Welding can be a good trade to have but me being a felid pipe fitter/fabricator, steel fabricator I deal with "'welders" that think they can weld but in reality can't very well.I hate cutting welds out, I work hard to make all fits correct the first time and dont want to do it again because of bad welds(sometimes me), it happens with good welders at times but not often), deal with full PTs, X rays so need to be good. When you do decide to break out be good at it, learn all you can with all deferent metals/alloys, a little fitting knowledge can help to on how the pipe draws/grows. Most all the pipe welds I deal with are tig except some with a different welding procedure that will be stick. You can get a job in a fab shop to get some real word practice behind the hood or go single hand for a company until you can get a truck and rig out. But depends on what kinda welding you want to do, im just assuming pipe. Practice practice and good luck with it!!


----------



## wcs61 (Jun 7, 2011)

Get your feet wet. By that I mean Underwater Welding $$$. But they say it has it's drawbacks as well. 

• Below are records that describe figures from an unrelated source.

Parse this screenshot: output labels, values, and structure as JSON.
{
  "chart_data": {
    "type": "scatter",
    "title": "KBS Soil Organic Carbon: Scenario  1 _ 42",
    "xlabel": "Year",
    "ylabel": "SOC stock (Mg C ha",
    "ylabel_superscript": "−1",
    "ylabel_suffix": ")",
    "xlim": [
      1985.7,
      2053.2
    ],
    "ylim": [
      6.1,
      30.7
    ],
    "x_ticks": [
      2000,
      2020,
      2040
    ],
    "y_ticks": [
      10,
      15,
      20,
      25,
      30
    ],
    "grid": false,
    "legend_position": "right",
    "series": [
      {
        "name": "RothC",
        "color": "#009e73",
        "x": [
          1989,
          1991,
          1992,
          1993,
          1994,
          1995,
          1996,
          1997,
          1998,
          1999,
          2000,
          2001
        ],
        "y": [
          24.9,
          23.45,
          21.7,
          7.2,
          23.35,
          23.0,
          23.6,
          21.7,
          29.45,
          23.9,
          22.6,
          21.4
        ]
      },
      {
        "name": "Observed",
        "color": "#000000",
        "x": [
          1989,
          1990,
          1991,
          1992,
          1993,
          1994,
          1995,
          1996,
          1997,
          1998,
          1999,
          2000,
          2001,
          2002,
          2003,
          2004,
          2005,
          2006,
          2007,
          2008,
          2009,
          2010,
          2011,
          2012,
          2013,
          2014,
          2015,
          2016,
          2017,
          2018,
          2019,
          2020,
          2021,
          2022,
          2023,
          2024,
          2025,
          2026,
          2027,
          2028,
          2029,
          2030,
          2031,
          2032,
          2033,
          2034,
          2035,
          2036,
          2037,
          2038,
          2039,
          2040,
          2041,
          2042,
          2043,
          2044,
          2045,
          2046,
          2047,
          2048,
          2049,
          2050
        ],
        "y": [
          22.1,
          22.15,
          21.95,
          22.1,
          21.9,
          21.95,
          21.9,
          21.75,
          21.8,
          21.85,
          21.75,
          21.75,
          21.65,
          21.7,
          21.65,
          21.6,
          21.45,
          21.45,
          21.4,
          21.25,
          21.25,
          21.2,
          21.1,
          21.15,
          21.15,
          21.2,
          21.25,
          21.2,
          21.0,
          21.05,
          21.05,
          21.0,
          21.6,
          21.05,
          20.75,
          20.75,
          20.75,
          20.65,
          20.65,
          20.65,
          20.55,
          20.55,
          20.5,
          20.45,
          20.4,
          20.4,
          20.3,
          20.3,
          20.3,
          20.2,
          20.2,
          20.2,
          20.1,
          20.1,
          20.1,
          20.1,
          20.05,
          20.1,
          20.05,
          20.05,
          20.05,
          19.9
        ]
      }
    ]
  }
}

ANY welding inspecters on here looking to work over sea's? Easy money where I'm at and good pay. Message me and I can point you to the right people. Certification required and I believe 10 years experience.


----------



## mpr3369 (Feb 11, 2012)

I learned to weld in a fab shop. Then went through the ironworker's apprenticeship. Probably one of the best things I've ever done. There's nothing like hanging 300' in the air and building launch pads. It's a wonderful trade to learn!


----------